Bessel functions and cylindrical wave equations

Substituting f(r, θ, z, t) = R(r) Θ(θ) Z(z) T(t) into the wave equation ∇²f = (1/c²) ∂²f/∂t² and separating variables produces:

• For Θ: e^{imθ} with integer m (periodicity around the axis).
• For Z: sines and cosines (or exponentials) along the axis.
• For T: oscillation in time.
• For R: r² R'' + r R' + (k²r² − m²) R = 0 — Bessel's equation. Solutions: J_m(kr), Y_m(kr), the Bessel functions of the first and second kinds.
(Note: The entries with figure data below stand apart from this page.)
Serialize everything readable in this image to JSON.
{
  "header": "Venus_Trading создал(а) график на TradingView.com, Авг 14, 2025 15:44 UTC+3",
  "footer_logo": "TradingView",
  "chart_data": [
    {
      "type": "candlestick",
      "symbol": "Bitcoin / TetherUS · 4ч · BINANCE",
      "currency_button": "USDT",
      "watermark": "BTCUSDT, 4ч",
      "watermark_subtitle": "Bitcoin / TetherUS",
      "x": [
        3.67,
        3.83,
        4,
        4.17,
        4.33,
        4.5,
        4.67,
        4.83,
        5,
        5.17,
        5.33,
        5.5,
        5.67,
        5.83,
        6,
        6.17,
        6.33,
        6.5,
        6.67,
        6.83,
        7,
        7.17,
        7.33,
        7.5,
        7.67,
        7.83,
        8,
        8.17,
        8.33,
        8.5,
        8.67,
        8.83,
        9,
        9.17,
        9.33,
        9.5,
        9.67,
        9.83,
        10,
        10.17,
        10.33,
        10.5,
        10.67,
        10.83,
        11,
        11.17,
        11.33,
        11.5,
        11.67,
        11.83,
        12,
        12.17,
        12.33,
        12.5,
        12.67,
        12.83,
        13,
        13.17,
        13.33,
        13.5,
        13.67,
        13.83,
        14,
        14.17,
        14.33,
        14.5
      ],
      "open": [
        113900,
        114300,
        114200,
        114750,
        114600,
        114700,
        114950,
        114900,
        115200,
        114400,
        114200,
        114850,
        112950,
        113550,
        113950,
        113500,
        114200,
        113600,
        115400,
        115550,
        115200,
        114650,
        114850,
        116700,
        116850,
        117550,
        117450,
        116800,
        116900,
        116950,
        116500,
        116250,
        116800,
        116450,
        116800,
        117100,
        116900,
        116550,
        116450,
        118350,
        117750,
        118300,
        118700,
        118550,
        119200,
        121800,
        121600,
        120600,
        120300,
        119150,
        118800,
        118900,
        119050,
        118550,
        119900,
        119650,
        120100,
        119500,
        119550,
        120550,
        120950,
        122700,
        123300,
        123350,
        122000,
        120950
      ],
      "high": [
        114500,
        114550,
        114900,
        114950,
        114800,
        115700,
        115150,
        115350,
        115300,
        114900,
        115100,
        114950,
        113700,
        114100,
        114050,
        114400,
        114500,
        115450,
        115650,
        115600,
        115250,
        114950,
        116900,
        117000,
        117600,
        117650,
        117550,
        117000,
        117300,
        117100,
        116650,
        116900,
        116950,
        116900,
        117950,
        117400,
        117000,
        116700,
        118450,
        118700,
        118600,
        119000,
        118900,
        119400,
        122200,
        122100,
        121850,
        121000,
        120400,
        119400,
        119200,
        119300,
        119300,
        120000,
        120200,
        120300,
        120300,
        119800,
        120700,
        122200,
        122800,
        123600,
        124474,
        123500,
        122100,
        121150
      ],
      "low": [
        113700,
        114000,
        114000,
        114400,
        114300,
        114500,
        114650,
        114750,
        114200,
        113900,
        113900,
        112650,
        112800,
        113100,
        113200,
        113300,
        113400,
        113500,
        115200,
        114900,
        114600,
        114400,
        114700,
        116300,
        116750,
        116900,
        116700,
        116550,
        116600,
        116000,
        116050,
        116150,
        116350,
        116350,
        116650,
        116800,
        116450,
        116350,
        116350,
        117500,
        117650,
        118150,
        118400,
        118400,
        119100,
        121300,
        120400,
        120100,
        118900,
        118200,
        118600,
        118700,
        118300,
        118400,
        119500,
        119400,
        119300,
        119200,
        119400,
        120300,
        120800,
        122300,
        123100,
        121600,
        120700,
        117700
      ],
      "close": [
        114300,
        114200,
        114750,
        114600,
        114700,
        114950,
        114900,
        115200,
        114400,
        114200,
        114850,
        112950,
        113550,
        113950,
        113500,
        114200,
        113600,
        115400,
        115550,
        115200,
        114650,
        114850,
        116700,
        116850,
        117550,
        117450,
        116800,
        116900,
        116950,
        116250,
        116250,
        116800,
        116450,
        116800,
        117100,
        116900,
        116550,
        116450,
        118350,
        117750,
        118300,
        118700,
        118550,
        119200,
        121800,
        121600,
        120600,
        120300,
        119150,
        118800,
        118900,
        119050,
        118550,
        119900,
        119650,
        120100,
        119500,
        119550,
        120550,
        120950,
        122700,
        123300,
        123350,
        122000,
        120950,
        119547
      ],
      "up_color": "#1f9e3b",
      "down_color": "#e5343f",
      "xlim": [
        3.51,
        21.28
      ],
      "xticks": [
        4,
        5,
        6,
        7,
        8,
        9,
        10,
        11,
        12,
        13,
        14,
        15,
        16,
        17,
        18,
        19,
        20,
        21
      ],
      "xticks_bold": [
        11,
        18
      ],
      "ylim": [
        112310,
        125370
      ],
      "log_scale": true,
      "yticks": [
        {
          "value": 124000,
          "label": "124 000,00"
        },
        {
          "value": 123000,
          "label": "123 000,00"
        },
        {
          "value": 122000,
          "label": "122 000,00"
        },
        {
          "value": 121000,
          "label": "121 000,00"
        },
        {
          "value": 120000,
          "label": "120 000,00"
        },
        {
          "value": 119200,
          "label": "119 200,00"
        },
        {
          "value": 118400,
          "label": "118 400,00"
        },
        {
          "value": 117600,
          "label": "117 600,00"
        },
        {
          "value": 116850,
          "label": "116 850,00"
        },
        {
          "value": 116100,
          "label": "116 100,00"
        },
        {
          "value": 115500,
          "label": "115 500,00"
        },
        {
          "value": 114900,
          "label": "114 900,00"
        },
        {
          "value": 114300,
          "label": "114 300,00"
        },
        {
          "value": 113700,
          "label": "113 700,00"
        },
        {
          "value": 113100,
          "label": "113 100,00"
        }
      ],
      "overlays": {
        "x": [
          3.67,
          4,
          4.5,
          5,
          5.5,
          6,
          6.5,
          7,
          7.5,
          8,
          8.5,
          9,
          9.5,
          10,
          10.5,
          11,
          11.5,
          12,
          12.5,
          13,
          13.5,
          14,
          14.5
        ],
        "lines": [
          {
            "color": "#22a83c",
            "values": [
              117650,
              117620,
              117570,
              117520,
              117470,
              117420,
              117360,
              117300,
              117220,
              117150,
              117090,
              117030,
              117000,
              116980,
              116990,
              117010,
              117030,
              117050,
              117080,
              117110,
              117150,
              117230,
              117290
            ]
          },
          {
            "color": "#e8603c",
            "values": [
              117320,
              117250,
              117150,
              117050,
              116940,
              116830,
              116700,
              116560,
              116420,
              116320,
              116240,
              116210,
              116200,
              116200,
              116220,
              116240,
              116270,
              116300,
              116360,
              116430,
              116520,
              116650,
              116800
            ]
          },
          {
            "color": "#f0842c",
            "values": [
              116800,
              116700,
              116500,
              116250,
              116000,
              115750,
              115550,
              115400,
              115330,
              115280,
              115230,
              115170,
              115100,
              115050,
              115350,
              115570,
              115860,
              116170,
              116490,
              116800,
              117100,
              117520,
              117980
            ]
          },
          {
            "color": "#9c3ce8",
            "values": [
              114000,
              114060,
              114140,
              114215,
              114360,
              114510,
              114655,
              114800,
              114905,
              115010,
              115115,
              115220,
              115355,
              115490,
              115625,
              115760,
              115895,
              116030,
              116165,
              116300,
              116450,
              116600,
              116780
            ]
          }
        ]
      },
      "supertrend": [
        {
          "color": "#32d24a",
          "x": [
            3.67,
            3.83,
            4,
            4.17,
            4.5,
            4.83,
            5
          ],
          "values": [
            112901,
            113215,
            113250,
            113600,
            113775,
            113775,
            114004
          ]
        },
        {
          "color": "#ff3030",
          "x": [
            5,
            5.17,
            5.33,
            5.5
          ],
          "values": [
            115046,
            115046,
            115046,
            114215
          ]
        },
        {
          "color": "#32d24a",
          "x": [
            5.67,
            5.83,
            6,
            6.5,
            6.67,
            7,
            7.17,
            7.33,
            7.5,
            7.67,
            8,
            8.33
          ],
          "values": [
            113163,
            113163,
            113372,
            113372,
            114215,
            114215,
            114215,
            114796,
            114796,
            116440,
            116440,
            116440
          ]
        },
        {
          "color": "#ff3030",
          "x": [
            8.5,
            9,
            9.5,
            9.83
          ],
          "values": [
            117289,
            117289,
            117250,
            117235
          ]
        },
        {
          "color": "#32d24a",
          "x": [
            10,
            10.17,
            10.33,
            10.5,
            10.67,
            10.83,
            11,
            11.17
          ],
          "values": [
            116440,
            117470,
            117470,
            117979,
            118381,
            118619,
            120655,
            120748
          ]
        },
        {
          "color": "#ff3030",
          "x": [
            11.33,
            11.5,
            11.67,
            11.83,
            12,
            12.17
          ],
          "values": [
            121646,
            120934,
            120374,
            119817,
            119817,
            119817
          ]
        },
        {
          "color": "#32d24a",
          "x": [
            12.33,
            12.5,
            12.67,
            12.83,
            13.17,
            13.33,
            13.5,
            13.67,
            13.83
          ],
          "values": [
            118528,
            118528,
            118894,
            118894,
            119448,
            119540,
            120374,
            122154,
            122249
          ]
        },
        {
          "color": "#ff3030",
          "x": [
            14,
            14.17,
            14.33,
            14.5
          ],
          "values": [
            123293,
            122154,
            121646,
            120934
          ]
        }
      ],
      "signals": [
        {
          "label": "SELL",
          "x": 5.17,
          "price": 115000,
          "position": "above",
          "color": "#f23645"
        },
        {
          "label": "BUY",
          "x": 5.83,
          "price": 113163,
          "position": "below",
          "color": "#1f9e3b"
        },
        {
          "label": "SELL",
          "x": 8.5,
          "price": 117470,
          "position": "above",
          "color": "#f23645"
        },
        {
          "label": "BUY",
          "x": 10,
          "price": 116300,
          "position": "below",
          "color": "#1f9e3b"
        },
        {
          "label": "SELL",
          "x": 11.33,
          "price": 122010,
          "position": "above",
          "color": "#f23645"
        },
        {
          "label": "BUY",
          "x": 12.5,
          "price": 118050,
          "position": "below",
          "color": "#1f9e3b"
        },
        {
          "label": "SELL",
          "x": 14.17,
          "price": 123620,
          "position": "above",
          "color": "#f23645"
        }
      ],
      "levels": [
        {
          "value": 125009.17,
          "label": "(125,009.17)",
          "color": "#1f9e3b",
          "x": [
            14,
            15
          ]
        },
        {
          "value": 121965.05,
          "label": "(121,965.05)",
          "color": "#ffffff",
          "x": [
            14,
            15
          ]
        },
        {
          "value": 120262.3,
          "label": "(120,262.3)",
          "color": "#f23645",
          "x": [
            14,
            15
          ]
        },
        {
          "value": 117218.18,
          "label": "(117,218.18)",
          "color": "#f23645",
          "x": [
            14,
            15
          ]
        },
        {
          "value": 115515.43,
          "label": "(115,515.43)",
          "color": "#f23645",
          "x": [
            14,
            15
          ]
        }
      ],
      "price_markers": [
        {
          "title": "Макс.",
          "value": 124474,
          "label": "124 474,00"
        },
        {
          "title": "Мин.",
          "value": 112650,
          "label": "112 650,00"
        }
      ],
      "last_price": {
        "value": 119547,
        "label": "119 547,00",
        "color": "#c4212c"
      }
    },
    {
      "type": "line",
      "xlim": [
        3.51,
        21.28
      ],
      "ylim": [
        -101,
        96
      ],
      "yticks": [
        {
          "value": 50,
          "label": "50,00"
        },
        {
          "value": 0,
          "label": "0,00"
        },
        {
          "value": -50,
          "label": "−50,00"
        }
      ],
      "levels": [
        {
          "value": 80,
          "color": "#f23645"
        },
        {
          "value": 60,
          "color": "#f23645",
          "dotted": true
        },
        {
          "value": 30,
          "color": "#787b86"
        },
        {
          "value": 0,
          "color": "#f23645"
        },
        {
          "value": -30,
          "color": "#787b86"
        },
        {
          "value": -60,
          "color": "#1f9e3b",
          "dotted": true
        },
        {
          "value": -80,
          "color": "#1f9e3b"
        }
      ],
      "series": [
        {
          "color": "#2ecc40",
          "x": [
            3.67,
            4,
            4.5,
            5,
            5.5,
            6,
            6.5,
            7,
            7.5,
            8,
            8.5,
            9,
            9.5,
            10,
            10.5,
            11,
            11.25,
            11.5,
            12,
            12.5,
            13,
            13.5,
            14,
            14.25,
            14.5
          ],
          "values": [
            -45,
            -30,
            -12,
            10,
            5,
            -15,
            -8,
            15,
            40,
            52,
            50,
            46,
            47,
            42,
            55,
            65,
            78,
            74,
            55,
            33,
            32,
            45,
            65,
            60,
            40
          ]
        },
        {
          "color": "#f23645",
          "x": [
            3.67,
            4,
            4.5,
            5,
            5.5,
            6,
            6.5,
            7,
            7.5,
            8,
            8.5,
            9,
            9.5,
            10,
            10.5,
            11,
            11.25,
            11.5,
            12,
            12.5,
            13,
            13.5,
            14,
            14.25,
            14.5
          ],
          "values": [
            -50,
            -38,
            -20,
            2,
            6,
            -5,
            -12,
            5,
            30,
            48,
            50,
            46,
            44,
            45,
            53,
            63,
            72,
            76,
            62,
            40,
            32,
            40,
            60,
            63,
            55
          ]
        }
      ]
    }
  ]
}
This is why drumheads (governed by the 2-D wave equation in polar coordinates) ring at frequencies determined by zeros of Bessel functions, and why optical fibres support discrete propagation modes labelled by integer m.

Where cylindrical coordinates earn their keep

• Fluid mechanics. Pipe flow, blood flow in arteries, oil through pipelines, coolant in nuclear reactors. The Navier–Stokes equations in cylindrical coordinates are the starting point.
• Electromagnetism. The field of an infinite straight wire (E ∝ 1/r); coaxial cables (TEM modes); cylindrical capacitors; solenoids and toroids.
• Mechanical engineering. Stress in pressure vessels, rotating shafts, bearings; moments of inertia of cylindrical components.
• Acoustics. Vibrating drumheads, resonance modes in cylindrical cavities (microwave ovens, organ pipes).
• Plasma physics. Tokamak reactors and most magnetic confinement devices have axial symmetry, reducing 3-D problems to 2-D in the (r, z) cross-section.
• Astronomy. Accretion disks, galactic disks, and rotating stars are often modelled in cylindrical coordinates aligned with the rotation axis.

Common mistakes

• Forgetting the r in r dr dθ dz. Using just dr dθ dz gives wrong areas and volumes — your "volume of a cylinder" comes out R H instead of π R² H.
• Confusing r with the spherical ρ. Cylindrical r = distance from the axis (in the xy-plane). Spherical ρ = distance from the origin. They differ by ρ² = r² + z².
• Treating r̂ and θ̂ as constant. They rotate as θ changes, which is why divergence and curl pick up extra (1/r) terms.
• Using arctan instead of atan2. Plain arctan loses quadrant information; atan2(y, x) gives the correct θ in (−π, π].
• Picking cylindrical when the problem is spherical. A point charge has spherical symmetry; using cylindrical coordinates inflates the integrals into Bessel functions when a one-line spherical-Gauss argument suffices.
• Imposing no-slip in the wrong place. In Hagen–Poiseuille flow the wall is r = R, not r = 0. Setting v(0) = 0 is wrong (the centreline is the fastest, not slowest, point).